Alors que la question de la culture de masse a été au centre des préoccupations
des chercheurs français à la fin des années 1950 et dans les années 1960
- notamment avec la création du Centre d'étude des communication de
masse par Georges Friedmann, Roland Barthes et Edgar Morin -, cet objet a
été ensuite délaissé, voire disqualifié, par une sociologie française de plus en
plus dominée par la sociologie de Pierre Bourdieu, jusqu'au point d'orgue
dénonciateur qu'a été en 1995 son livre Sur la télévision. Pendant ce temps,
dans le reste du monde, s'effectuait un cultural turn qui, rompant avec le
légitimisme culturel et la théorie critique héritée de l'école de Francfort,
ouvrait de nouveaux horizons méthodologiques propices à l'exploration de ces
formes contemporaines de représentations collectives que sont les imaginaires
produits, à flots continus, et de façon de plus en plus transnationalisée, par
les industries culturelles.
Depuis une dizaine d'année, une nouvelle génération de chercheurs s'attache
à la réévaluation de la tradition sociologique française postcritique (Edgar
Morin, Alain Touraine, Bruno Latour) et à son rapprochement avec les
propositions les plus récentes des cultural studies, des gender studies et des
postcolonial studies.
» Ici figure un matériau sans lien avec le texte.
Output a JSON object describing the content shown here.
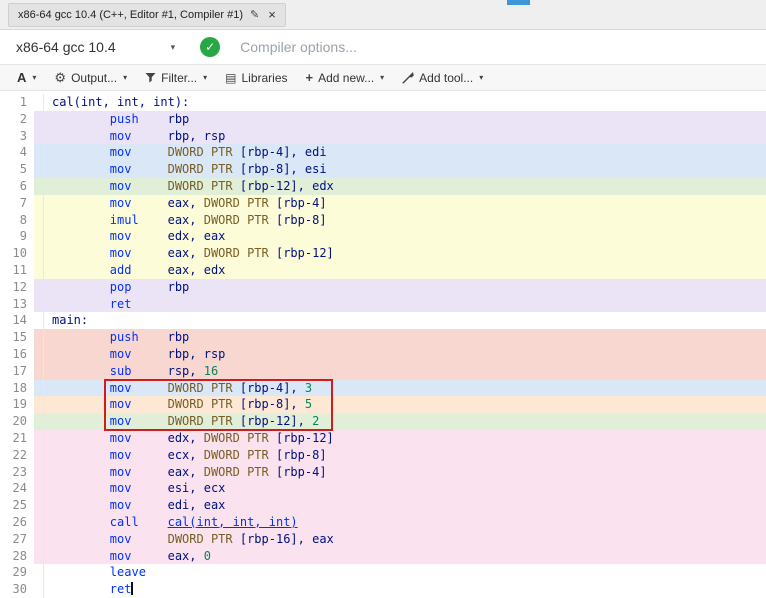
{
  "tab": {
    "title": "x86-64 gcc 10.4 (C++, Editor #1, Compiler #1)"
  },
  "icons": {
    "edit": "✎",
    "close": "×",
    "caret": "▾",
    "gear": "⚙",
    "book": "▤",
    "plus": "+",
    "check": "✓",
    "font": "A"
  },
  "compiler_row": {
    "selected": "x86-64 gcc 10.4",
    "options_placeholder": "Compiler options...",
    "status": "compiled-ok"
  },
  "toolbar": {
    "output_label": "Output...",
    "filter_label": "Filter...",
    "libraries_label": "Libraries",
    "add_new_label": "Add new...",
    "add_tool_label": "Add tool..."
  },
  "colors": {
    "accent_blue": "#3d96d9",
    "status_green": "#28a745",
    "annotation_red": "#cf1d1d",
    "line_bg": {
      "purple": "#ebe3f6",
      "blue": "#d9e7f6",
      "green": "#e1efd8",
      "yellow": "#fcfcd8",
      "red": "#f7d7d0",
      "orange": "#fce8d4",
      "pink": "#fae2ee"
    }
  },
  "code": {
    "lines": [
      {
        "n": 1,
        "bg": "",
        "s": [
          [
            "label",
            "cal(int, int, int):"
          ]
        ]
      },
      {
        "n": 2,
        "bg": "purple",
        "s": [
          [
            "w",
            "        "
          ],
          [
            "mn",
            "push"
          ],
          [
            "w",
            "    "
          ],
          [
            "reg",
            "rbp"
          ]
        ]
      },
      {
        "n": 3,
        "bg": "purple",
        "s": [
          [
            "w",
            "        "
          ],
          [
            "mn",
            "mov"
          ],
          [
            "w",
            "     "
          ],
          [
            "reg",
            "rbp, rsp"
          ]
        ]
      },
      {
        "n": 4,
        "bg": "blue",
        "s": [
          [
            "w",
            "        "
          ],
          [
            "mn",
            "mov"
          ],
          [
            "w",
            "     "
          ],
          [
            "ptr",
            "DWORD PTR "
          ],
          [
            "reg",
            "[rbp-4], edi"
          ]
        ]
      },
      {
        "n": 5,
        "bg": "blue",
        "s": [
          [
            "w",
            "        "
          ],
          [
            "mn",
            "mov"
          ],
          [
            "w",
            "     "
          ],
          [
            "ptr",
            "DWORD PTR "
          ],
          [
            "reg",
            "[rbp-8], esi"
          ]
        ]
      },
      {
        "n": 6,
        "bg": "green",
        "s": [
          [
            "w",
            "        "
          ],
          [
            "mn",
            "mov"
          ],
          [
            "w",
            "     "
          ],
          [
            "ptr",
            "DWORD PTR "
          ],
          [
            "reg",
            "[rbp-12], edx"
          ]
        ]
      },
      {
        "n": 7,
        "bg": "yellow",
        "s": [
          [
            "w",
            "        "
          ],
          [
            "mn",
            "mov"
          ],
          [
            "w",
            "     "
          ],
          [
            "reg",
            "eax, "
          ],
          [
            "ptr",
            "DWORD PTR "
          ],
          [
            "reg",
            "[rbp-4]"
          ]
        ]
      },
      {
        "n": 8,
        "bg": "yellow",
        "s": [
          [
            "w",
            "        "
          ],
          [
            "mn",
            "imul"
          ],
          [
            "w",
            "    "
          ],
          [
            "reg",
            "eax, "
          ],
          [
            "ptr",
            "DWORD PTR "
          ],
          [
            "reg",
            "[rbp-8]"
          ]
        ]
      },
      {
        "n": 9,
        "bg": "yellow",
        "s": [
          [
            "w",
            "        "
          ],
          [
            "mn",
            "mov"
          ],
          [
            "w",
            "     "
          ],
          [
            "reg",
            "edx, eax"
          ]
        ]
      },
      {
        "n": 10,
        "bg": "yellow",
        "s": [
          [
            "w",
            "        "
          ],
          [
            "mn",
            "mov"
          ],
          [
            "w",
            "     "
          ],
          [
            "reg",
            "eax, "
          ],
          [
            "ptr",
            "DWORD PTR "
          ],
          [
            "reg",
            "[rbp-12]"
          ]
        ]
      },
      {
        "n": 11,
        "bg": "yellow",
        "s": [
          [
            "w",
            "        "
          ],
          [
            "mn",
            "add"
          ],
          [
            "w",
            "     "
          ],
          [
            "reg",
            "eax, edx"
          ]
        ]
      },
      {
        "n": 12,
        "bg": "purple",
        "s": [
          [
            "w",
            "        "
          ],
          [
            "mn",
            "pop"
          ],
          [
            "w",
            "     "
          ],
          [
            "reg",
            "rbp"
          ]
        ]
      },
      {
        "n": 13,
        "bg": "purple",
        "s": [
          [
            "w",
            "        "
          ],
          [
            "mn",
            "ret"
          ]
        ]
      },
      {
        "n": 14,
        "bg": "",
        "s": [
          [
            "label",
            "main:"
          ]
        ]
      },
      {
        "n": 15,
        "bg": "red",
        "s": [
          [
            "w",
            "        "
          ],
          [
            "mn",
            "push"
          ],
          [
            "w",
            "    "
          ],
          [
            "reg",
            "rbp"
          ]
        ]
      },
      {
        "n": 16,
        "bg": "red",
        "s": [
          [
            "w",
            "        "
          ],
          [
            "mn",
            "mov"
          ],
          [
            "w",
            "     "
          ],
          [
            "reg",
            "rbp, rsp"
          ]
        ]
      },
      {
        "n": 17,
        "bg": "red",
        "s": [
          [
            "w",
            "        "
          ],
          [
            "mn",
            "sub"
          ],
          [
            "w",
            "     "
          ],
          [
            "reg",
            "rsp, "
          ],
          [
            "num",
            "16"
          ]
        ]
      },
      {
        "n": 18,
        "bg": "blue",
        "box": true,
        "s": [
          [
            "w",
            "        "
          ],
          [
            "mn",
            "mov"
          ],
          [
            "w",
            "     "
          ],
          [
            "ptr",
            "DWORD PTR "
          ],
          [
            "reg",
            "[rbp-4], "
          ],
          [
            "num",
            "3"
          ]
        ]
      },
      {
        "n": 19,
        "bg": "orange",
        "box": true,
        "s": [
          [
            "w",
            "        "
          ],
          [
            "mn",
            "mov"
          ],
          [
            "w",
            "     "
          ],
          [
            "ptr",
            "DWORD PTR "
          ],
          [
            "reg",
            "[rbp-8], "
          ],
          [
            "num",
            "5"
          ]
        ]
      },
      {
        "n": 20,
        "bg": "green",
        "box": true,
        "s": [
          [
            "w",
            "        "
          ],
          [
            "mn",
            "mov"
          ],
          [
            "w",
            "     "
          ],
          [
            "ptr",
            "DWORD PTR "
          ],
          [
            "reg",
            "[rbp-12], "
          ],
          [
            "num",
            "2"
          ]
        ]
      },
      {
        "n": 21,
        "bg": "pink",
        "s": [
          [
            "w",
            "        "
          ],
          [
            "mn",
            "mov"
          ],
          [
            "w",
            "     "
          ],
          [
            "reg",
            "edx, "
          ],
          [
            "ptr",
            "DWORD PTR "
          ],
          [
            "reg",
            "[rbp-12]"
          ]
        ]
      },
      {
        "n": 22,
        "bg": "pink",
        "s": [
          [
            "w",
            "        "
          ],
          [
            "mn",
            "mov"
          ],
          [
            "w",
            "     "
          ],
          [
            "reg",
            "ecx, "
          ],
          [
            "ptr",
            "DWORD PTR "
          ],
          [
            "reg",
            "[rbp-8]"
          ]
        ]
      },
      {
        "n": 23,
        "bg": "pink",
        "s": [
          [
            "w",
            "        "
          ],
          [
            "mn",
            "mov"
          ],
          [
            "w",
            "     "
          ],
          [
            "reg",
            "eax, "
          ],
          [
            "ptr",
            "DWORD PTR "
          ],
          [
            "reg",
            "[rbp-4]"
          ]
        ]
      },
      {
        "n": 24,
        "bg": "pink",
        "s": [
          [
            "w",
            "        "
          ],
          [
            "mn",
            "mov"
          ],
          [
            "w",
            "     "
          ],
          [
            "reg",
            "esi, ecx"
          ]
        ]
      },
      {
        "n": 25,
        "bg": "pink",
        "s": [
          [
            "w",
            "        "
          ],
          [
            "mn",
            "mov"
          ],
          [
            "w",
            "     "
          ],
          [
            "reg",
            "edi, eax"
          ]
        ]
      },
      {
        "n": 26,
        "bg": "pink",
        "s": [
          [
            "w",
            "        "
          ],
          [
            "mn",
            "call"
          ],
          [
            "w",
            "    "
          ],
          [
            "link",
            "cal(int, int, int)"
          ]
        ]
      },
      {
        "n": 27,
        "bg": "pink",
        "s": [
          [
            "w",
            "        "
          ],
          [
            "mn",
            "mov"
          ],
          [
            "w",
            "     "
          ],
          [
            "ptr",
            "DWORD PTR "
          ],
          [
            "reg",
            "[rbp-16], eax"
          ]
        ]
      },
      {
        "n": 28,
        "bg": "pink",
        "s": [
          [
            "w",
            "        "
          ],
          [
            "mn",
            "mov"
          ],
          [
            "w",
            "     "
          ],
          [
            "reg",
            "eax, "
          ],
          [
            "num",
            "0"
          ]
        ]
      },
      {
        "n": 29,
        "bg": "",
        "s": [
          [
            "w",
            "        "
          ],
          [
            "mn",
            "leave"
          ]
        ]
      },
      {
        "n": 30,
        "bg": "",
        "cur": true,
        "s": [
          [
            "w",
            "        "
          ],
          [
            "mn",
            "ret"
          ]
        ]
      }
    ]
  }
}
Il s'agit avec ce livre, dans le prolongement de ces travaux,
de proposer non une étude de cas ou un manuel, mais une redéfinition
théorique et méthodologique d'un objet et d'un champ de recherche, à
travers leur genèse et leurs développements les plus récents, afin de dégager
les conditions d'une relance postcritique des recherches sur les industries
culturelles, la sphère publique et les médiacultures.